Das so mit Medikamenten und Chemikalien verseuchte Wasser wird einfach zurück ins Meer gepumpt. Nach nur fünf bis zehn Jahren sind die Becken so stark mit Chemikalien verseucht, dass sie aufgegeben werden müssen. "Es dauert Jahre, bis sich auf dem Boden wieder ein Pflänzchen ansiedelt", sagt Navarrete. "Ob es uns jemals gelingt, alle Tiere und Pflanzen hier wieder heimisch zu machen, wissen wir nicht."

Mit Unterstützung der linken Regierung, die von Rafael Correa angeführt wird, rechnet bei den Umweltschützern kaum jemand. In der neuen Verfassung, über die die Ecuadorianer vor Kurzem per Volksentscheid abstimmten, wird nur allgemein von einem Schutz des Meeres gesprochen. Präsident Correa hat der Armut den Kampf angesagt, da darf keine Dollarquelle versiegen. Um die Küstenregion vor den Überschwemmungen durch das Klimaphänomen El Niño zu schützen, hat die Regierung den Bau eines Schutzwalles versprochen. "Dass das mit einem funktionierenden Mangrovenwald erst gar nicht nötig gewesen wäre, davon wurde nicht gesprochen", ärgert sich Navarrete.

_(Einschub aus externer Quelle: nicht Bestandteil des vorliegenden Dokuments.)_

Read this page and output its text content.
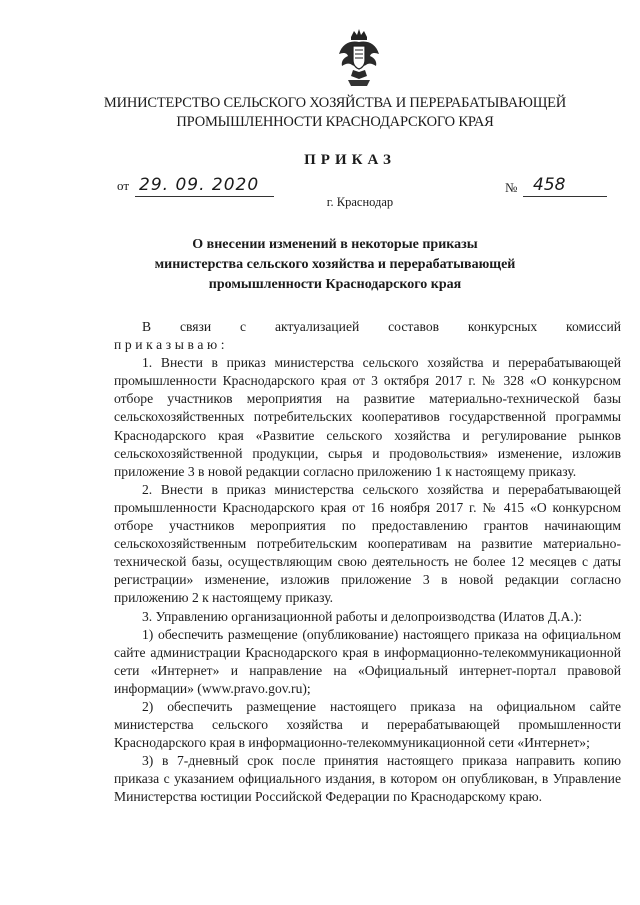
МИНИСТЕРСТВО СЕЛЬСКОГО ХОЗЯЙСТВА И ПЕРЕРАБАТЫВАЮЩЕЙ
ПРОМЫШЛЕННОСТИ КРАСНОДАРСКОГО КРАЯ
ПРИКАЗ
от 29. 09. 2020	№ 458
г. Краснодар
О внесении изменений в некоторые приказы
министерства сельского хозяйства и перерабатывающей
промышленности Краснодарского края

В связи с актуализацией составов конкурсных комиссий

приказываю:

1. Внести в приказ министерства сельского хозяйства и перерабатывающей промышленности Краснодарского края от 3 октября 2017 г. № 328 «О конкурсном отборе участников мероприятия на развитие материально-технической базы сельскохозяйственных потребительских кооперативов государственной программы Краснодарского края «Развитие сельского хозяйства и регулирование рынков сельскохозяйственной продукции, сырья и продовольствия» изменение, изложив приложение 3 в новой редакции согласно приложению 1 к настоящему приказу.

2. Внести в приказ министерства сельского хозяйства и перерабатывающей промышленности Краснодарского края от 16 ноября 2017 г. № 415 «О конкурсном отборе участников мероприятия по предоставлению грантов начинающим сельскохозяйственным потребительским кооперативам на развитие материально-технической базы, осуществляющим свою деятельность не более 12 месяцев с даты регистрации» изменение, изложив приложение 3 в новой редакции согласно приложению 2 к настоящему приказу.

3. Управлению организационной работы и делопроизводства (Илатов Д.А.):

1) обеспечить размещение (опубликование) настоящего приказа на официальном сайте администрации Краснодарского края в информационно-телекоммуникационной сети «Интернет» и направление на «Официальный интернет-портал правовой информации» (www.pravo.gov.ru);

2) обеспечить размещение настоящего приказа на официальном сайте министерства сельского хозяйства и перерабатывающей промышленности Краснодарского края в информационно-телекоммуникационной сети «Интернет»;

3) в 7-дневный срок после принятия настоящего приказа направить копию приказа с указанием официального издания, в котором он опубликован, в Управление Министерства юстиции Российской Федерации по Краснодарскому краю.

"Ob und wie wir leben oder sterben, das kümmert in Quito niemanden", sagt Uberlisa Bustos, die Muschelsammlerin. Wie sie fühlen sich viele in der Region als Ecuadorianer zweiter Klasse. In dem Küstengebiet im Norden des Landes wohnen die Nachfahren schwarzer Sklaven. Die Provinz Esmeraldas wird misstrauisch beäugt. Die Region an der Grenze zu Kolumbien ist gefährlich. In die kleinen Dörfer im Mangrovendschungel ziehen sich die Kämpfer der kolumbianischen Farc zurück. Zur Demonstration ihrer Macht und ihres Selbstbewusstseins laufen sie vielerorts ganz offen mit Gewehren durch die Straßen. Schießereien gehören zum Alltag. Nachts blüht der Schwarzhandel. Auf den verschlungenen Kanälen werden Fässer mit Benzin ins Nachbarland geschafft. Die Polizei schaut weg.

"Wir waren immer arm", sagt Uberlisa und presst energisch ihre Lippen aufeinander. "Aber wir haben nicht schlecht gelebt. Wenn wir etwas zu essen brauchten, sind unsere Männer auf das Meer hinausgefahren und kamen mit vollen Netzen zurück. Und wenn wir unsere Muscheln auf dem Markt in Limones verkauft haben, hatten wir genügend Geld für Medikamente, Kleidung und Werkzeug."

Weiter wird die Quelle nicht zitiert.